У нас в 6-й школе Баку на втором этаже был маленький музей. Он занимал две стены широкого и высокого коридора бывшей царской гимназии. Музей был посвящен выпускникам, не вернувшимся с войны. Старые фото, короткие рассказы о человеке, кое-какие личные вещи. Школьники, студенты, поэты, рабочие. Их всех этих людей я запомнил только одного. Звали его Ной Эйг, и я никогда не забуду этого парня. Не только за необычные имя и фамилию. Они тогда мне, школьнику 12 лет, казались необычными, как будто сошедшими со страниц фантастики Ефремова или Стругацких. Или книг Жюля Верна. Хотя это были обычные еврейские имя и фамилия. Но мы тогда в Баку не заморачивались особенно национальностями.
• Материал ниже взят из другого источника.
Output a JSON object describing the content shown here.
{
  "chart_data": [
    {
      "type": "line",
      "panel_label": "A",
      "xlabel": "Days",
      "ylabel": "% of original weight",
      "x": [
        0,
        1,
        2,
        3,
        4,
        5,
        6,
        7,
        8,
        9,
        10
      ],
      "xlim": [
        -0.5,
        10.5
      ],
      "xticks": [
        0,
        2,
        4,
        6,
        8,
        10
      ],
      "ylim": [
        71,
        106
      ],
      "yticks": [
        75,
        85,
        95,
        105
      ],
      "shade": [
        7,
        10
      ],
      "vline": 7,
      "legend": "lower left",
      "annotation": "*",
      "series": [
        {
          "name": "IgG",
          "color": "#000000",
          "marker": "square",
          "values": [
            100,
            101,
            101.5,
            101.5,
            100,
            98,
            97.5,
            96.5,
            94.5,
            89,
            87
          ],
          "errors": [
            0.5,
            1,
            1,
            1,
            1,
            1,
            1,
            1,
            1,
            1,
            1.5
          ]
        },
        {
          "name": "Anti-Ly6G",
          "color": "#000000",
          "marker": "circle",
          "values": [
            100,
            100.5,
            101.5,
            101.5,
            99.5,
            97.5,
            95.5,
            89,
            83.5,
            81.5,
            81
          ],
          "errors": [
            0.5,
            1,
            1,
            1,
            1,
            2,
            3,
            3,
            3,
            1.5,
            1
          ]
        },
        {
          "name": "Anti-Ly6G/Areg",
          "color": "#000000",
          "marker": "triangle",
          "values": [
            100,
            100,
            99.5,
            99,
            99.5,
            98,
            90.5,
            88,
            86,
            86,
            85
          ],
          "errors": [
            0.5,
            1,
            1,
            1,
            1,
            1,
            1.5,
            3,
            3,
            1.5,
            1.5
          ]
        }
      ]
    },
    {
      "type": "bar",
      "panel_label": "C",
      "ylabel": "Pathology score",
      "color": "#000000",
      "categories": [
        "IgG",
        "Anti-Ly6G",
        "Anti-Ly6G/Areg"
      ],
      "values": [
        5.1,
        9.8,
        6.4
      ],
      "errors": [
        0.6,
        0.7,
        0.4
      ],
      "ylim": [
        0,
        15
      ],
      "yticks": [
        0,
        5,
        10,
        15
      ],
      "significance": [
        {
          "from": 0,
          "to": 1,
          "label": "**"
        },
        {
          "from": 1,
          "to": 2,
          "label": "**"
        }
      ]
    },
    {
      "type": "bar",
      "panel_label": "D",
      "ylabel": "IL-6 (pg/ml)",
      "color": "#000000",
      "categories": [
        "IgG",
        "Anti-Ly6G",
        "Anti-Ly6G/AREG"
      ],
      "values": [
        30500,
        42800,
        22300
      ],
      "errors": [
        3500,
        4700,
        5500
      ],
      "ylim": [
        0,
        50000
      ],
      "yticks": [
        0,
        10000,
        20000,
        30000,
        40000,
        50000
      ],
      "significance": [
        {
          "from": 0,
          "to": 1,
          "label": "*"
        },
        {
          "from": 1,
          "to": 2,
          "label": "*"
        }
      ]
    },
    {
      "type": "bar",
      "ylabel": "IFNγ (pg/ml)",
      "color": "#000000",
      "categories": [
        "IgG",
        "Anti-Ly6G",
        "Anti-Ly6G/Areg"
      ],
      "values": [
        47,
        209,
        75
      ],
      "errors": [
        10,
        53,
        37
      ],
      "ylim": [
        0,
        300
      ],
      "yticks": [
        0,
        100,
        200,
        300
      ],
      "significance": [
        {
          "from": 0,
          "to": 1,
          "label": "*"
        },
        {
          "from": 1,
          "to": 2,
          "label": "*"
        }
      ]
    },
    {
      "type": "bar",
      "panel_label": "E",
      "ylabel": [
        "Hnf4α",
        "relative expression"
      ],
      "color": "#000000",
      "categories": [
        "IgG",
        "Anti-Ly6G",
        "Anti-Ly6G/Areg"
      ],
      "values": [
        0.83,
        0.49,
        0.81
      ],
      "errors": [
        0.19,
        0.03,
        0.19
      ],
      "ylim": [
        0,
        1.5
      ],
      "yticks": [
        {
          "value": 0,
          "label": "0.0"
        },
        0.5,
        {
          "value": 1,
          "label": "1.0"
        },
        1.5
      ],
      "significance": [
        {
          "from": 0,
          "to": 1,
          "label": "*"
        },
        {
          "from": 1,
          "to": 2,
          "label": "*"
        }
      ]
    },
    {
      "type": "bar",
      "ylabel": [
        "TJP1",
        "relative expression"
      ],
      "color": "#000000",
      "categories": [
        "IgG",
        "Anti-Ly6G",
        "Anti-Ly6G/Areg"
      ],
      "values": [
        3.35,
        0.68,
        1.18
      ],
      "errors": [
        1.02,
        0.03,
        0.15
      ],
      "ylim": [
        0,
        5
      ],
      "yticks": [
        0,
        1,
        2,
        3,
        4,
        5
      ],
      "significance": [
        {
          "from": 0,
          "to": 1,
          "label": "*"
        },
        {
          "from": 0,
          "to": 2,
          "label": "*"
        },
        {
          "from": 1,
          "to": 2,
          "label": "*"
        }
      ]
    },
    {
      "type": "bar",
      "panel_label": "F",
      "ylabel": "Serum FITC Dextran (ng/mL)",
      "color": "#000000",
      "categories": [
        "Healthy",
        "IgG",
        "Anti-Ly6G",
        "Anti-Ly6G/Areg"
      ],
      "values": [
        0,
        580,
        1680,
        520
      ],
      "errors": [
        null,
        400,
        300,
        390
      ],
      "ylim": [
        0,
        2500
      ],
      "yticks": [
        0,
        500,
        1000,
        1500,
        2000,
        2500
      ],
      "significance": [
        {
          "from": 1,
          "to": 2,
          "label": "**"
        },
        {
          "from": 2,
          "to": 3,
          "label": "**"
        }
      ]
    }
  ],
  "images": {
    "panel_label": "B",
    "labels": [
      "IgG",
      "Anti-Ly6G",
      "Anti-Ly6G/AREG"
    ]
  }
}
Мне навсегда врезалась в память фотография этого парня. Увеличенная с маленькой – видимо, с комсомольского билета. Прямо на меня смотрели с этого фото горящие огромные глаза Ноя, будто прожигающие насквозь. Красивое восточное лицо, очень сосредоточенное, короткая стрижка, крепкая шея, футболка 1930-х годов – вот и всё, что было на снимке.
Сегодня мне уже за 60, и я много чего забыл в своей жизни. А Ноя и его фото помню, и до смерти не забуду. Потом уже я узнал, что был он из интеллигентной бакинской семьи. Что отца его знал, как часто бывало Баку, весь город. Наум Григорьевич Эйг был опытнейшим фармацевтом, заведовал аптекой №9 на Татарской улице, а в конце жизни дежурил по ночам в круглосуточной аптеке на углу улиц Ленина и Басина. Многим людям спас жизнь этот опытный ночной аптекарь.
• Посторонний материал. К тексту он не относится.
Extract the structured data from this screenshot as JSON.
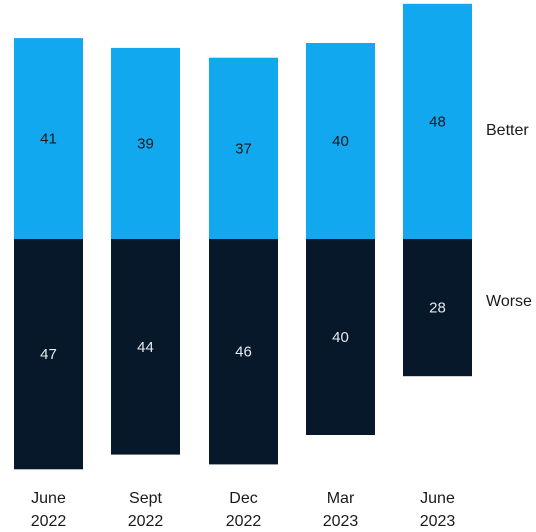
{
  "chart_data": {
    "type": "bar",
    "categories": [
      [
        "June",
        "2022"
      ],
      [
        "Sept",
        "2022"
      ],
      [
        "Dec",
        "2022"
      ],
      [
        "Mar",
        "2023"
      ],
      [
        "June",
        "2023"
      ]
    ],
    "series": [
      {
        "name": "Better",
        "values": [
          41,
          39,
          37,
          40,
          48
        ],
        "color": "#11a8ef"
      },
      {
        "name": "Worse",
        "values": [
          47,
          44,
          46,
          40,
          28
        ],
        "color": "#061829"
      }
    ],
    "label_colors": {
      "Better": "#1a1a1a",
      "Worse": "#e6e9ee"
    },
    "layout": "diverging-stacked",
    "legend": "right (direct labels)",
    "grid": false
  }
}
У Наума и его жены Рахиль Абрамовны было двое детей: сын Ной, родившийся в 1925 году, и дочь Мина, которая была старше на два года. Ной хорошо рисовал. Наверняка стал бы художником. Но в 1942 году, сразу после окончания школы, в 17 лет он ушел добровольцем на фронт. У него был туберкулез, но на фронт взяли – немцы стояли на кавказских перевалах и готовились к рывку на Баку. Отец не стал возражать, хотя мог. Бакинских мальчишек 12-13 лет тогда военруки и физруки готовили к уличным боям на баррикадах.
Ной был тяжело ранен под Ленинградом. Госпиталь, в котором он лежал, разбомбили. Как он погиб неизвестно: пропал без вести в 1944-м. В нашей Книге Памяти запись о Ное есть. Есть сканы трех документов, где он упомянут среди других пропавших без вести. Но в Книге нет даже его фото. Он был одним из тех 600 тысяч граждан Азербайджана, которые ушли на фронт. И одним из 300 тысяч тех, кто не вернулся. Население республики перед войной составляло 2,5 миллиона человек.
К чему это я все рассказал? Память, конечно, память. И злость.
Вы думаете, расизм и ксенофобия были вытравлены из жителей страны между Рейном и Эльбой? И не надейтесь. Те 600 тысяч, ушедшие на фронт из Азербайджана, не добили гаденышей. А надо было бы. Тогда, возможно, не родился бы или хотя бы не смел открывать рот глава немецкой делегации в ПАСЕ Франк Швабе. Стараниями таких как Швабе ПАСЕ лишила мандата азербайджанскую парламентскую делегацию. Кого-то там куда-то не впустили власти Баку. Теперь Швабе заявляет:
У Азербайджана нет пути обратно в Парламентскую Ассамблею, ни сейчас, ни в январе.
Вообще-то этот Совет Европы не очень нужен Азербайджану. Заповедник садовых гномов, как назвал учреждение один немецкий журналист. Когда миллион граждан Азербайджана в начале 1990-х был изгнан оккупантами со своей земли, лишен имущества, жилья, когда тысячи людей были зверски убиты в результате этнических чисток, Швабе и такие как он молчали. Это для них в порядке вещей.
Мне стыдно вспоминать, о таких, как Ной, рядом с именем таких как Швабе. В 1942 году Ной ушел на фронт, чтобы такие гаденыши исчезли навсегда. О таких как Швабе забудут еще при их жизни. А о таких как Ной бакинцы не забудут никогда.